Le libre-échangisme effréné de l’Union européenne a détruit le fragile
équilibre qui existait dans ces territoires, le tourisme ne pouvant
être la seule ressource propre à permettre un développement économique
local sain. La banane antillaise ou l’ylang-ylang de Mayotte sont
les témoins exemplaires de cette évolution. La mondialisation du
marché des produits de base ou agricoles comme les coûts de main
d’œuvre dans notre outre-mer qui, bien qu’inférieurs à ceux de la
métropole, sont très supérieurs à ceux des pays qui les entourent,
accélèrent la destructuration économique de ces territoires français.
En réalité, le traité de Maastricht – le traité d’Amsterdam n’a
fait que le confirmer – a implicitement liquidé la spécificité ultra-marine
de la France, dans l’attente du largage complet : la France étant
le seul pays de l’Union européenne à posséder des territoires ultra-marins,
la chose est d’autant plus facile qu’elle n’a pas su (... ou pas
voulu) en valoriser l’atout auprès de ses partenaires.
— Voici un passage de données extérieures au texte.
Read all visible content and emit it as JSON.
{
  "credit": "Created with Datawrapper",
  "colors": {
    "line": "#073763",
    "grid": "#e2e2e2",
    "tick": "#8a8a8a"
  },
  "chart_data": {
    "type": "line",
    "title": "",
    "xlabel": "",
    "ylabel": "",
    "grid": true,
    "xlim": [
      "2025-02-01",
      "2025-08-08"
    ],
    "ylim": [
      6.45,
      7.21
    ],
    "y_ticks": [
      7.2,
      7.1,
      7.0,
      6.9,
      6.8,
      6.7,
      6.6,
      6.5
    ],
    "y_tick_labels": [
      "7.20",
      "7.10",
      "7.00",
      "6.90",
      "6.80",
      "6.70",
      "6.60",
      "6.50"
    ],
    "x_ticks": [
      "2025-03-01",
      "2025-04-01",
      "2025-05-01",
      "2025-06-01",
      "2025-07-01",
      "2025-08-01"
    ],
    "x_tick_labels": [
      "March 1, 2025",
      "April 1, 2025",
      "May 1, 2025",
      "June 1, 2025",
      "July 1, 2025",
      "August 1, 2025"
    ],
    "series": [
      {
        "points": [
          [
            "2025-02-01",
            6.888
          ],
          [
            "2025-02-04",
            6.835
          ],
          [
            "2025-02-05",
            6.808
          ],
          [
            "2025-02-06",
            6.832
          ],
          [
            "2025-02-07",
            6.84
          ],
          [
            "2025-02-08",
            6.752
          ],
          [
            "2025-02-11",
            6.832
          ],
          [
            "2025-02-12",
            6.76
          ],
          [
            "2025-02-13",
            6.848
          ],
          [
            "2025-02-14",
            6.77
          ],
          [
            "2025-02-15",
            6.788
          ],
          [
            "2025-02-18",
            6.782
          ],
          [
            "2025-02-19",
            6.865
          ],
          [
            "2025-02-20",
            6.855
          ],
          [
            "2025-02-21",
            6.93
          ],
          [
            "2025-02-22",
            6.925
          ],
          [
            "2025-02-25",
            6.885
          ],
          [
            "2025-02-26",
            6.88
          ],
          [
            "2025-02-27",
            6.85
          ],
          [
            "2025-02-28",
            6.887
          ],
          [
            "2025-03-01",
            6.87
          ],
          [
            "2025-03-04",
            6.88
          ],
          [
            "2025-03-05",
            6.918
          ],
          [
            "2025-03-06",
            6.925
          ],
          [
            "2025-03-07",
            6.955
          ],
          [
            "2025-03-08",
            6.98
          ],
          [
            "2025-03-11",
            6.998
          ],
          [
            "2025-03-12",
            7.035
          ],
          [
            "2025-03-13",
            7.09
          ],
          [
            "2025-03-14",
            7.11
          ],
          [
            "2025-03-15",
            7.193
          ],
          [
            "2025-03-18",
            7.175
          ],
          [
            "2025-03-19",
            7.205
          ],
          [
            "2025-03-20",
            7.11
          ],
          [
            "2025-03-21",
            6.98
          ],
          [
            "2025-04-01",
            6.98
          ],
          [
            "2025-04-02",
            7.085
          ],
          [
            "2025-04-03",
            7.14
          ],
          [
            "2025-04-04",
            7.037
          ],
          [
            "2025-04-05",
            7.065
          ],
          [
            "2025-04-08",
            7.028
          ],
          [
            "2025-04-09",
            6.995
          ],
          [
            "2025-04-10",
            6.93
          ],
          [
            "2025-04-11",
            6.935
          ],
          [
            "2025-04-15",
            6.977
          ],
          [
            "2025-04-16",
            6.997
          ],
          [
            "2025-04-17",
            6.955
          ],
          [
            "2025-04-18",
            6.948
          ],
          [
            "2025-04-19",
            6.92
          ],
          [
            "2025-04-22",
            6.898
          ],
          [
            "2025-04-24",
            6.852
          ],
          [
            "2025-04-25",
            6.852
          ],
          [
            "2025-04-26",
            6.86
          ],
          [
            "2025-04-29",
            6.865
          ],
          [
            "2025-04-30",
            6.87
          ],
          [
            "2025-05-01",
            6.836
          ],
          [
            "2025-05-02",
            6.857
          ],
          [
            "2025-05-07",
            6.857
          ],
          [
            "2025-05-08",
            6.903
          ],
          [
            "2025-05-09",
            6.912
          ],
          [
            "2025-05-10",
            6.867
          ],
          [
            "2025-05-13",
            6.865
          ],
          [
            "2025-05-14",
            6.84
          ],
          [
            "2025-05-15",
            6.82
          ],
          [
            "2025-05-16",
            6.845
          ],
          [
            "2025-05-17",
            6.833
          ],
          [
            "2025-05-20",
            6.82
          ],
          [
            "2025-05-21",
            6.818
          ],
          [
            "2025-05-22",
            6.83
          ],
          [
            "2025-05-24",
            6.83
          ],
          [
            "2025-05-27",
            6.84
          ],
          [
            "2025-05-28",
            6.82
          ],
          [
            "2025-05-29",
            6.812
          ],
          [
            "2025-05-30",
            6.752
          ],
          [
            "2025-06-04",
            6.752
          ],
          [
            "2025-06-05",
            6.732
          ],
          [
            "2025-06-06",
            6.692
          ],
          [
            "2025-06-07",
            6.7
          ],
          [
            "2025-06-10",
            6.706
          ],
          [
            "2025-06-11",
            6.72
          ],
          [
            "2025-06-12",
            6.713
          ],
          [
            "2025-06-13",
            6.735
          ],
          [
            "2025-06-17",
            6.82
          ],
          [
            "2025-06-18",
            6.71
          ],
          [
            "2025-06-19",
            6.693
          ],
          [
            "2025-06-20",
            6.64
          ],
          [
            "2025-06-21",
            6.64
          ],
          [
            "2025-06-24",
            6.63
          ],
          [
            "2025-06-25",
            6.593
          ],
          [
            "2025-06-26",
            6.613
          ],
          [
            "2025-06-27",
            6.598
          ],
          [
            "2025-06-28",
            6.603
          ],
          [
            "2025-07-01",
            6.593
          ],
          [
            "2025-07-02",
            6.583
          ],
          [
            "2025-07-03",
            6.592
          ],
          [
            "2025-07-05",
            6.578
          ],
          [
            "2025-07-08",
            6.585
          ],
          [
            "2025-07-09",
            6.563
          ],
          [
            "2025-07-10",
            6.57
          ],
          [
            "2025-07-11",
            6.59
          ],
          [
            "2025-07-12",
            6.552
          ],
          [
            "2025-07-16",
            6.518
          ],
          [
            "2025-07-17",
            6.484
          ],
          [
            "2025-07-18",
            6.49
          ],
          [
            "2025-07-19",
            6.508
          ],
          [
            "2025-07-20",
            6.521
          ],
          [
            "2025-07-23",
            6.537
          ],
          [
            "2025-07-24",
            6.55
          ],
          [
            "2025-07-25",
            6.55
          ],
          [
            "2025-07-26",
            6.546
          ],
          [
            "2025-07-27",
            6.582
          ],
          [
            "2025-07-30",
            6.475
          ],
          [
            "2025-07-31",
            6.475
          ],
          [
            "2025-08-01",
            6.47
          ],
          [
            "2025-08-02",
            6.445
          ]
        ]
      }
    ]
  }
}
Comme en métropole, mais de manière encore plus grave, cela se traduit
en termes de chômage pour nos compatriotes d’outre-mer.
Comme le relève l’INSEE :
- 35,7% de la population active de la Réunion est sans emploi,
- 28,8% de la population active de la Guadeloupe est sans emploi,
- 30,3% de la population active de la Martinique est sans emploi,
- 21,4% de la population active de la Guyane est sans emploi, alors
que le chômage ne touche, officiellement, que 10% environ de la
population active métropolitaine. On sait aussi que le nombre de
RMIstes est proportionnellement plus important outre-mer qu’en Métropole
: 118.000 sur 1.112.000 foyers allocataires.
L’application, sans discernement ni mesure d’adaptation spécifique,
de la décentralisation Defferre (1982) a engendré un clientélisme
qui exploite la pénurie, débouchant sur une corruption généralisée
et la formation de maffias, les élus locaux étant de plus en plus
souvent impliqués dans des affaires de corruption et de trafics
d’influence (Réunion, Guadeloupe, Guyane).
En Martinique, en Guyane, en Guadeloupe, à la Réunion, les collectivités
locales (région ou départements, communes) sont dans une situation
financière des plus dégradées (endettement double de la moyenne
nationale). Le budget de la Guadeloupe est sous tutelle depuis 1996.
A la dérive des dépenses courantes, notamment de personnel, s’ajoute
une augmentation incontrôlée des investissements, alors même que
depuis 1993, les recettes ont été multipliées : passage de 1 à 2,5%
du droit additionnel à l’octroi de mer, taxe spéciale sur les carburants
et taxe d’embarquement.
Les mécanismes de défiscalisation (3 milliards de F par an) ont
profité à des investisseurs métropolitains ou étrangers et ont entraîné
un suréquipement touristique et immobilier difficilement résorbable.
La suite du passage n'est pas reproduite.